All of which should remind us that boycotts of states by other states 1) operate like internal trade barriers; 2) do not do much for national unity. See earlier posts from April 2015 (would Constitution provide any remedy if states closed state university systems to residents of “bad” states?); April 2016 (logic of lifting sanctions against Cuba extends to sanctions against Texas and North Carolina).

“Back the Blue Act”

“The Back the Blue Act would make any assault on an officer a federal crime with a mandatory minimum sentence. But here’s the thing: assaulting a police officer is already a crime in every state and already carries strict penalties set by local legislatures.” The placing of persons under arrest inevitably generates some ambiguous or factually uncertain instances of the closely related offenses of resisting arrest and assault on a police officer, and the concept of assault itself is independent of any infliction of actual injury. Pulling broad swaths of this law, and then subjecting the whole thing to mandatory minimums, is unlikely to improve matters. (The bill has other provisions too.) [Neill Franklin, The Hill] More: Scott Shackford.

More on liability reform in the House — and a federalism angle

I’ve got a post at Cato at Liberty catching up on House action on litigation reform bills — see last week — and comparing it in particular to the recommendations of the chapter on tort and class action law (of which I was one author) in the new 8th edition Cato Handbook for Policymakers. As I note, two measures (on sanctions and class actions) track recommendations Cato scholars have been making for years, while a third (on medical liability] has been scaled back in a way that at least nods to concerns I and others have expressed.

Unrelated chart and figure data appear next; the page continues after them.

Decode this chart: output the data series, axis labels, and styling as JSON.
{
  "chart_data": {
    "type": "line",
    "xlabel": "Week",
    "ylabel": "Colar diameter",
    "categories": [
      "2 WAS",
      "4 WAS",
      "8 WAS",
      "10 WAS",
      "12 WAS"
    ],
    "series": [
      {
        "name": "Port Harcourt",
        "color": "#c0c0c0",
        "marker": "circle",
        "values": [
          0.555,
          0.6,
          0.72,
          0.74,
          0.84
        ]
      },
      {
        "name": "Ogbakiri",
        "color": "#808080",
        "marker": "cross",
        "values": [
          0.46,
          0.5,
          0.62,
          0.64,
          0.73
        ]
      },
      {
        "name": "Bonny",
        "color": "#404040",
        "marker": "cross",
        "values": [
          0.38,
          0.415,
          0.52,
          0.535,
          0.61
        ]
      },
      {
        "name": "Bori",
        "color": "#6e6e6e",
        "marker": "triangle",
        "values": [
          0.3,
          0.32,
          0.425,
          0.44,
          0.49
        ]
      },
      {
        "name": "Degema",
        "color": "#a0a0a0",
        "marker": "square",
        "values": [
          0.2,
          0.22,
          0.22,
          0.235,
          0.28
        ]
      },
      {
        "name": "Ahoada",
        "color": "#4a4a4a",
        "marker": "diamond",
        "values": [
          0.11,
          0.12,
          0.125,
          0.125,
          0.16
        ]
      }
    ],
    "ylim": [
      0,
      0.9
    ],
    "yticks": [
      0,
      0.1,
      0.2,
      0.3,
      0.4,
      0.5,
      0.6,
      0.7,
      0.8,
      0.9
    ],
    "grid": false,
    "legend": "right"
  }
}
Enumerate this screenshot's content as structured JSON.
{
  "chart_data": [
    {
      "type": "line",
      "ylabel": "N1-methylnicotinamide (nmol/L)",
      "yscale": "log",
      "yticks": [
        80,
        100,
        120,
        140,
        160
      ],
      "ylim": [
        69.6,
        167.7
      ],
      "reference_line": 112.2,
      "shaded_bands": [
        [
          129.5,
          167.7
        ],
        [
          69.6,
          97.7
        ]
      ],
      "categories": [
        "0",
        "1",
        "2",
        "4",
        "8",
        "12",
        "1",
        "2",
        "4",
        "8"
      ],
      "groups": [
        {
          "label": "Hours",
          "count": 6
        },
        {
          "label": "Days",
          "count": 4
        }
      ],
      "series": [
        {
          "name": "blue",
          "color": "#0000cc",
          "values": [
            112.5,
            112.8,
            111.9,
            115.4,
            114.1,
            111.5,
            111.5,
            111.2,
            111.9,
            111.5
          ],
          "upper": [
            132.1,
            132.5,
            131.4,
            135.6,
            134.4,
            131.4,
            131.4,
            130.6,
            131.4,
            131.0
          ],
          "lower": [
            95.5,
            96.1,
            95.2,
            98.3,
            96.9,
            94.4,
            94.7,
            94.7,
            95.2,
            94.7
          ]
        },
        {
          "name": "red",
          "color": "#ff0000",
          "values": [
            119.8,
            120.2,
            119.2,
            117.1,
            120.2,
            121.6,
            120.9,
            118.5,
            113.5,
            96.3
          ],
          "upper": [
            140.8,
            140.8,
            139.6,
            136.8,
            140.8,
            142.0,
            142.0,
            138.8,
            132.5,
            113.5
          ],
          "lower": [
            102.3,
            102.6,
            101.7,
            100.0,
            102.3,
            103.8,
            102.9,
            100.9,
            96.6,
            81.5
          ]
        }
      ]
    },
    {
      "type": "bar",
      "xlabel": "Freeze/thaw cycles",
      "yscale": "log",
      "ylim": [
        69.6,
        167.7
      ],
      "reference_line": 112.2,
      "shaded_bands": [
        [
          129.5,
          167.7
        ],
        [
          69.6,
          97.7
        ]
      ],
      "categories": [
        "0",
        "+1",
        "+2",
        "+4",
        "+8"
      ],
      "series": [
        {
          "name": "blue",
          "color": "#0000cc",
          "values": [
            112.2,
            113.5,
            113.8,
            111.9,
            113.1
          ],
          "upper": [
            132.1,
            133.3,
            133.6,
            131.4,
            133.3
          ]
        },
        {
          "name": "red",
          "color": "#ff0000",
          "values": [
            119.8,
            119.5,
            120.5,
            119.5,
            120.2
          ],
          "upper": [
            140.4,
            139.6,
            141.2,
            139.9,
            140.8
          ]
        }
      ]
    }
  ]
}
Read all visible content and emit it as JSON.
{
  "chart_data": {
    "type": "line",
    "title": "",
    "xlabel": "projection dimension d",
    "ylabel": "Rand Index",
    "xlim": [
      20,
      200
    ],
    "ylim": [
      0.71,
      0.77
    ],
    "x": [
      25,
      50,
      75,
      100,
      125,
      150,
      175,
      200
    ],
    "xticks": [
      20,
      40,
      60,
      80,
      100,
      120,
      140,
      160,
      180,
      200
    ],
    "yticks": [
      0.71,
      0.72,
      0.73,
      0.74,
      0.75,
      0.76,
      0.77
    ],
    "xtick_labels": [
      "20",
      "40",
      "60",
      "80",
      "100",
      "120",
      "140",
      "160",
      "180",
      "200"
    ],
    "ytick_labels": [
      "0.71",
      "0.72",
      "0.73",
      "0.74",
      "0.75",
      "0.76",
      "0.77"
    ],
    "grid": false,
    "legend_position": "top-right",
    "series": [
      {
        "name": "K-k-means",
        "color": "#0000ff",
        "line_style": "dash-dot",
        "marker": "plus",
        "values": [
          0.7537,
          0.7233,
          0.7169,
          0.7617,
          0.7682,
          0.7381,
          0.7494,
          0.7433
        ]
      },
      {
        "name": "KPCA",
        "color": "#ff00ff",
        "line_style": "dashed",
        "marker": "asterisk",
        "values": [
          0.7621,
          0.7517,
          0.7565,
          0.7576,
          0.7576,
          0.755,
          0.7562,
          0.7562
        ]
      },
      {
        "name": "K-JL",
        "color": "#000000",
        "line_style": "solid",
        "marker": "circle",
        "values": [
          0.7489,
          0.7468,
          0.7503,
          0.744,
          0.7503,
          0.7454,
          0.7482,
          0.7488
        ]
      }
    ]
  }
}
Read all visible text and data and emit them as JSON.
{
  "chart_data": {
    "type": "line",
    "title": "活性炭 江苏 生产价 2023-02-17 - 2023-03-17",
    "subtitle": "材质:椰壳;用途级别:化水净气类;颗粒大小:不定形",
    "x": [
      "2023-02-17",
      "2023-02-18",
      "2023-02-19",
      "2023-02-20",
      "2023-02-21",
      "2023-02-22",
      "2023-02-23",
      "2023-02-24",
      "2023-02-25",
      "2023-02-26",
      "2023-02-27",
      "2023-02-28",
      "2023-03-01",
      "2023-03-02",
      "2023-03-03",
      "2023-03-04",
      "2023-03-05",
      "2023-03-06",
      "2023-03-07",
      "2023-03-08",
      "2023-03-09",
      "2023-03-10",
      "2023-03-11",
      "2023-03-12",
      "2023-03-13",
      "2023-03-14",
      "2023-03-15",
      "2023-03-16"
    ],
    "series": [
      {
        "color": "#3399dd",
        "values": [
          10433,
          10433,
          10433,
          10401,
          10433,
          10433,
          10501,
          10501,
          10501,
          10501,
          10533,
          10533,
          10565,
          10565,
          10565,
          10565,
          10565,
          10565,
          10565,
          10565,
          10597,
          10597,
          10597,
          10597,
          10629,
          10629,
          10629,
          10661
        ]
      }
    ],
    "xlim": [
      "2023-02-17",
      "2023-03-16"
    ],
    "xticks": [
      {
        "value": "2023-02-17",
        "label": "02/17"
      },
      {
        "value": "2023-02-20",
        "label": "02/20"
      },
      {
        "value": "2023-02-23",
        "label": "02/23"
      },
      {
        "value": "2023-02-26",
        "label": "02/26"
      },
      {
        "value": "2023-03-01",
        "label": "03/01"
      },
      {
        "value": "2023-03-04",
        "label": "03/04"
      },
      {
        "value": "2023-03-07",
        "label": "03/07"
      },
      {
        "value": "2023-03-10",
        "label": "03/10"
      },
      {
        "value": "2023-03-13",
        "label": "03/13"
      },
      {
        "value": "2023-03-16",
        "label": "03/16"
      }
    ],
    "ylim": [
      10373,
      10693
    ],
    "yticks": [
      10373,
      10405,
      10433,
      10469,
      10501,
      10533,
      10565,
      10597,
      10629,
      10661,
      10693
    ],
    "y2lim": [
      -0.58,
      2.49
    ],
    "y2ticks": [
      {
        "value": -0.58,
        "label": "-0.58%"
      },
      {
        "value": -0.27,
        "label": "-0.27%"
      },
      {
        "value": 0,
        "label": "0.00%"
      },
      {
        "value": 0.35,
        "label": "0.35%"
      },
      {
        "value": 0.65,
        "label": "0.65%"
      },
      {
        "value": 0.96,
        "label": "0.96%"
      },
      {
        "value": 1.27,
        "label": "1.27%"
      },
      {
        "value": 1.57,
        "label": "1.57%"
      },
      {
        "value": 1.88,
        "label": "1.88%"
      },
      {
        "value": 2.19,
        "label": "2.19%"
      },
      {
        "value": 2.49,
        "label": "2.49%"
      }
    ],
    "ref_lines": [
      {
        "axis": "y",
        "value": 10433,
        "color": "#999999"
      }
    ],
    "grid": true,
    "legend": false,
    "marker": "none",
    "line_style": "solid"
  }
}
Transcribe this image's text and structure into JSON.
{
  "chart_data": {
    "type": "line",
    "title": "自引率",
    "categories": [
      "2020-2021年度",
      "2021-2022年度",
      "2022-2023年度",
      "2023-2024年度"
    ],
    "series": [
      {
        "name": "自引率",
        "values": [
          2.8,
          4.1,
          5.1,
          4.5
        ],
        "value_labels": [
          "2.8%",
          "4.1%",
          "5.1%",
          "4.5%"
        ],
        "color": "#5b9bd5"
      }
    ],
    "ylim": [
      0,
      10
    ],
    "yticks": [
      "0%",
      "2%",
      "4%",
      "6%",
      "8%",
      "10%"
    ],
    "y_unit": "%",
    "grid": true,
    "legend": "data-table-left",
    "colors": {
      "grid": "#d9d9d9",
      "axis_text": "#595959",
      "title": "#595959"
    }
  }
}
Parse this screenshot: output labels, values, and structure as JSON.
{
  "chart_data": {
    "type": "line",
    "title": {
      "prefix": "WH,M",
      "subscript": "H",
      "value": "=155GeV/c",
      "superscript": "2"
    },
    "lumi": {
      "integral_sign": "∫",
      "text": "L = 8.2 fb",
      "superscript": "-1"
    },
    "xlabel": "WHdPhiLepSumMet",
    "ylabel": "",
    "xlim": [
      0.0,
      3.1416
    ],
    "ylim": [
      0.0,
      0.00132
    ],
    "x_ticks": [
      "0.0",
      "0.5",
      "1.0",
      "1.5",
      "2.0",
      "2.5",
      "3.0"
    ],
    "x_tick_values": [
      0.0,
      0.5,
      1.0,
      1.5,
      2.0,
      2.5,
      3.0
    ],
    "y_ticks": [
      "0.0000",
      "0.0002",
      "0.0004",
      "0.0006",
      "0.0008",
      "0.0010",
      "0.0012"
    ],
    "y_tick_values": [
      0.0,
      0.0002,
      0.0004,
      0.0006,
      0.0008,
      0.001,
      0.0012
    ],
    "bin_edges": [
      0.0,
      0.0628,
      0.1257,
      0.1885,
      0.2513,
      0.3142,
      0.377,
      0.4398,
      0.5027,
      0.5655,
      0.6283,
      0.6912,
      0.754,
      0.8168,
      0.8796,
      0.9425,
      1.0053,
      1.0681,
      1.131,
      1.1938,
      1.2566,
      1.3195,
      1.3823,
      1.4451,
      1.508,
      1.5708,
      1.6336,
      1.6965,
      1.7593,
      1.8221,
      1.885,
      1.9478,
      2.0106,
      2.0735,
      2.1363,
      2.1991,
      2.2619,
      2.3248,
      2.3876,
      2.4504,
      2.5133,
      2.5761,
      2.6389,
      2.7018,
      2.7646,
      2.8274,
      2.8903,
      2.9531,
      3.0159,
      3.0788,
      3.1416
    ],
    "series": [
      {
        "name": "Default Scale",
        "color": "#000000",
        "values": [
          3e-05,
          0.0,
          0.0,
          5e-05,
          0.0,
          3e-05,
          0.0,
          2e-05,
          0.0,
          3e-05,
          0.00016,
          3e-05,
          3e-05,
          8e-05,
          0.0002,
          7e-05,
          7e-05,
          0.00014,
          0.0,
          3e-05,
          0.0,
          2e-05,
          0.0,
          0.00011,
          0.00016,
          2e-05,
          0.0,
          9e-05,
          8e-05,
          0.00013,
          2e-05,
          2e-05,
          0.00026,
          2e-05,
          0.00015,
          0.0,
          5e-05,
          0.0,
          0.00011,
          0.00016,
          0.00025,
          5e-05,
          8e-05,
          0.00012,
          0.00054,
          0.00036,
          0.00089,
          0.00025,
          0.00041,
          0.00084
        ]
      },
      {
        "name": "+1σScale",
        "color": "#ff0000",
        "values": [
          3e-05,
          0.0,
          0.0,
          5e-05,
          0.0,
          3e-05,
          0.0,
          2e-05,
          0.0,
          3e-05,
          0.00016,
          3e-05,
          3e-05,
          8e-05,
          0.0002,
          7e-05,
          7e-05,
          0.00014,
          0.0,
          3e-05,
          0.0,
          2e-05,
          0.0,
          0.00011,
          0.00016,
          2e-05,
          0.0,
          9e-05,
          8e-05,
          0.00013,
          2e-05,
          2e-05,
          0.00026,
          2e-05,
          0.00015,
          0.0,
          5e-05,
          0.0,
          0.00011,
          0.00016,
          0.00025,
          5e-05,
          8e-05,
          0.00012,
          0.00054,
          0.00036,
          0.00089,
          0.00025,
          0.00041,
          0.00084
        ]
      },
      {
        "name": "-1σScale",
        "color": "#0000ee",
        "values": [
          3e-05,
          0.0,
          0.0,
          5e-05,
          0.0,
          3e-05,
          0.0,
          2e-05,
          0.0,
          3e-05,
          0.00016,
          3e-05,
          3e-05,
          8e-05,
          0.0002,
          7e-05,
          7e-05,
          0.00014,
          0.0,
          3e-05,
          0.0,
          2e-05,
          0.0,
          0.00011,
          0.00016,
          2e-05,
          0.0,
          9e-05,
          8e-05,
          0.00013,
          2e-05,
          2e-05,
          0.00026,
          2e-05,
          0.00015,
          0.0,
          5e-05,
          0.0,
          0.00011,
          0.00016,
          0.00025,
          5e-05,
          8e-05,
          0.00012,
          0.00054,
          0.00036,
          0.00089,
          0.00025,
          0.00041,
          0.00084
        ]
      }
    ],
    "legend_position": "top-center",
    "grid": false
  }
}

The last few paragraphs of the piece follow:

Finally, there has been a development worth noting on H.R. 1215, the Protecting Access To Care Act, which passed committee by an 18-17 vote on Feb. 28. I and others have repeatedly criticized federal medical liability bills on the grounds that they run into serious problems of federalism and enumerated powers, seeking to justify federal involvement by way of loose New Deal doctrines of impact on interstate commerce, and overriding the workings of state courts even as to the large mass of medical malpractice disputes in which both parties to the lawsuit are local to the state and the costs of error are apt to be local as well. As I argued in this space:

That doesn’t mean federal policymakers are to be left with no role at all. For example, if Washington is paying for a large share of hospital stays, it may make sense as a cost containment measure for it to steer beneficiaries into lower-cost ways of resolving disputes over care quality, or even to ask beneficiaries as a condition of treatment to agree not to file certain suits at all. But that would require stepping back toward a more careful—and more Constitutionally appropriate—view of the federal role.

This year, PACA includes a new limiting provision. To quote Rep. Bob Goodlatte, on the bill’s latest version:

Unlike past iterations, this bill only applies to claims concerning the provision of goods or services for which coverage is provided in whole or in part via a Federal program, subsidy, or tax benefit, giving it a clear federal nexus. Wherever federal policy affects the distribution of health care, there is a clear federal interest in reducing the costs of such federal policies.

Whether the provision in question is drafted in such a way as to pass federalist muster is a question for another day — but it does at least seem that someone on Capitol Hill may have been listening to our past critiques.